Utari mengumpul sisa sisa tenaga nya yang ada, ia mendorong paksa tubuh Morgan yang terus menghimpit nya hingga tergeletak persis di samping badannya.
Utari berdiri segera dari pembaringan, ia mencari di sekitar pakaian yang ia kenakan sebelum nya. Ia harus segera pergi dari kamar itu.
Utari kembali mengenakan pakaiannya dengan buru buru. Ia mengantongi bra yang tak sempat ia kenakan. Sambil terus mencari di sekitar ranjang cela na dalam yang entah terlempar ke arah mana.
“Tidak, tidak aku harus pergi sekarang sebelum orang lain tau aku disini,” gumam Utari. Ia pun bergegas keluar dari kamar itu.

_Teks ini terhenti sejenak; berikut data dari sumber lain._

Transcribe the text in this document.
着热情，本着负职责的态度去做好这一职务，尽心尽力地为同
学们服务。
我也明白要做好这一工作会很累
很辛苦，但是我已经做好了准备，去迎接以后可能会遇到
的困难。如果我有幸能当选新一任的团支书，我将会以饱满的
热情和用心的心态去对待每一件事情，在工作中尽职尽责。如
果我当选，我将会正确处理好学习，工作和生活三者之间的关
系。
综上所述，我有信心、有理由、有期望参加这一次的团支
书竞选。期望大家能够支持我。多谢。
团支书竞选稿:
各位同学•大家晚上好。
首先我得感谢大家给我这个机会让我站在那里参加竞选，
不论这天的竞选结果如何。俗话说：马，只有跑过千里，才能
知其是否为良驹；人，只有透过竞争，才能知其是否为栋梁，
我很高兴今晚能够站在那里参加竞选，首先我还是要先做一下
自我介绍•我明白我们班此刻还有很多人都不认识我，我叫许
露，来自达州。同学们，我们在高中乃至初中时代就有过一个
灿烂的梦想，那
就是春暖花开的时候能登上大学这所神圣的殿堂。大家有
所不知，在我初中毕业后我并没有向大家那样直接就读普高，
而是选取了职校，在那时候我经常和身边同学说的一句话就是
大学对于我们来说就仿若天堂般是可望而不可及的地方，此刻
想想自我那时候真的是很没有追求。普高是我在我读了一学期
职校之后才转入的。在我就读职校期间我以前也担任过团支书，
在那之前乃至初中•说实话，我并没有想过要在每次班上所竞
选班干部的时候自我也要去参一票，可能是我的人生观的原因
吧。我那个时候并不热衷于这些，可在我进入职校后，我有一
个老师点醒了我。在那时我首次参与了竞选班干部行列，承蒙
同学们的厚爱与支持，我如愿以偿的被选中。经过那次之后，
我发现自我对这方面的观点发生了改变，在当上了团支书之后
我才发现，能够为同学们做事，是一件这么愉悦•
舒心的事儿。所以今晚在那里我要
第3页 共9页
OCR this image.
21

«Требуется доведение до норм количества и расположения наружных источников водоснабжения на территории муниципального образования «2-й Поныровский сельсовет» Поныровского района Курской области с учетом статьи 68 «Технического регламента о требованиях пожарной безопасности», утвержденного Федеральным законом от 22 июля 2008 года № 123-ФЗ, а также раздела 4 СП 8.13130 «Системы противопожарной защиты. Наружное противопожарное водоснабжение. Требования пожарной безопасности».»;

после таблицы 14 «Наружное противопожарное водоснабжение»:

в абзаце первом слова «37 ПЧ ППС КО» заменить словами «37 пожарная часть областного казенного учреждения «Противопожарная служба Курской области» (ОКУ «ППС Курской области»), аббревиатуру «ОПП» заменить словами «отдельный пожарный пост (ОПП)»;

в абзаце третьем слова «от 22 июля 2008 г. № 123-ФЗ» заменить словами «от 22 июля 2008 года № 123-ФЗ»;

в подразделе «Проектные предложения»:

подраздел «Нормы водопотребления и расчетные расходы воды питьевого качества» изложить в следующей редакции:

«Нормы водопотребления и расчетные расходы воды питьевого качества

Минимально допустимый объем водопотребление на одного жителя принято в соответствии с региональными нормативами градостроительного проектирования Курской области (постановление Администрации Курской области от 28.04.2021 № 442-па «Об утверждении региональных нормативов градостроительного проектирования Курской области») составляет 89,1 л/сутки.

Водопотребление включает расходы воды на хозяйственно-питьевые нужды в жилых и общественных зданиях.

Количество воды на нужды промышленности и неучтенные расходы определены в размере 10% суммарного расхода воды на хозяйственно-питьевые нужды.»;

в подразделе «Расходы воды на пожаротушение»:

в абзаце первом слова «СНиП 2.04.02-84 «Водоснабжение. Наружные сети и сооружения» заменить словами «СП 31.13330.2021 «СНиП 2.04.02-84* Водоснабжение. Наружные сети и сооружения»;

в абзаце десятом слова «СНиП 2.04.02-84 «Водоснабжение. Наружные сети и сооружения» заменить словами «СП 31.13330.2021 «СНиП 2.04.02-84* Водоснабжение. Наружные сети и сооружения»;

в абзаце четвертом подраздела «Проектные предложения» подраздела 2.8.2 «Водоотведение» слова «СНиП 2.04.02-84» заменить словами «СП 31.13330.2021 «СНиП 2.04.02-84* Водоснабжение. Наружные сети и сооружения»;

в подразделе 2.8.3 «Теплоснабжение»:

Dengan wajah gugup Utari berjalan cepat keluar dari rumah itu melalui pintu belakang.
“Utari!” sapa sang ibu yang sudah berdiri tepat di hadapannya. “Dari mana kamu?”
“I itu bu, Tari dari dalam. Tadi anu,” ia berusaha mencari alasan yang tepat dan berusaha tetap tenang. “ Ta-di lagi baca di ruang baca, ketiduran di sana bu,” lanjutnya terbata.
“Anak ini. Jangan pernah berpikir kamu adalah penghuni rumah ini, kamu hanya pelayan tuan. Kalau kamu di pecat karena ceroboh gimana? Kamu akan tinggal dimana?”
“Maaf bu, Tari nggak akan ulangi lagi,” jawab Utari sambil menunduk.
“Tuan sudah pulang?” tanya Sukma ibu nya.
“Tari nggak tau bu, mungkin belum, Tari nggak lihat,” jawab nya berbohong.
Sukma menggelengkan kepalanya sambil berdecak, “Ckck, sana kembali ke kamar kamu!”
“Iya bu.”
Utari berlalu dari hadapan Sukma. Wanita dengan istilah kepala asisten rumah tangga itu masuk ke dalam rumah utama, sedangkan Utari berlari kecil menuju bangunan lainnya di bagian belakang, bangunan di mana kamar para pelayan berada.
“Hufftt, untung saja,” gumam Utari dalam hatinya.
Waktu sudah menujukkan pukul dua dini hari. Perasaan Utari masih belum tenang. Ia masih memikirkan cela na dalam nya yang masih tertinggal di dalam kamar Morgan.
Tiba tiba terbesit dalam benaknya kejadian yang baru saja ia alami. Bagaimana mungkin ia pasrah begitu saja saat Morgan mulai melucuti pakaian nya satu persatu. Bukannya marah, ia malah menikmati kejadian itu.
Utari memukul kepalanya berulang ulang dengan pelan. “Bodoh bodoh, bagaimana aku akan menghadapi tuan besok. Bagaimana jika tuan mengatakan hal itu kepada ibu? Ya ampun, aku harus siap siap di tendang dari rumah ini, aku akan menjadi gelandangan sendirian tanpa rumah.”
Utari memasukkan seluruh badannya dari ujung kaki hingga ujung kepala ke dalam selimut. Ia terus berpikir keras kemungkinan apa yang akan terjadi dengannya esok hari.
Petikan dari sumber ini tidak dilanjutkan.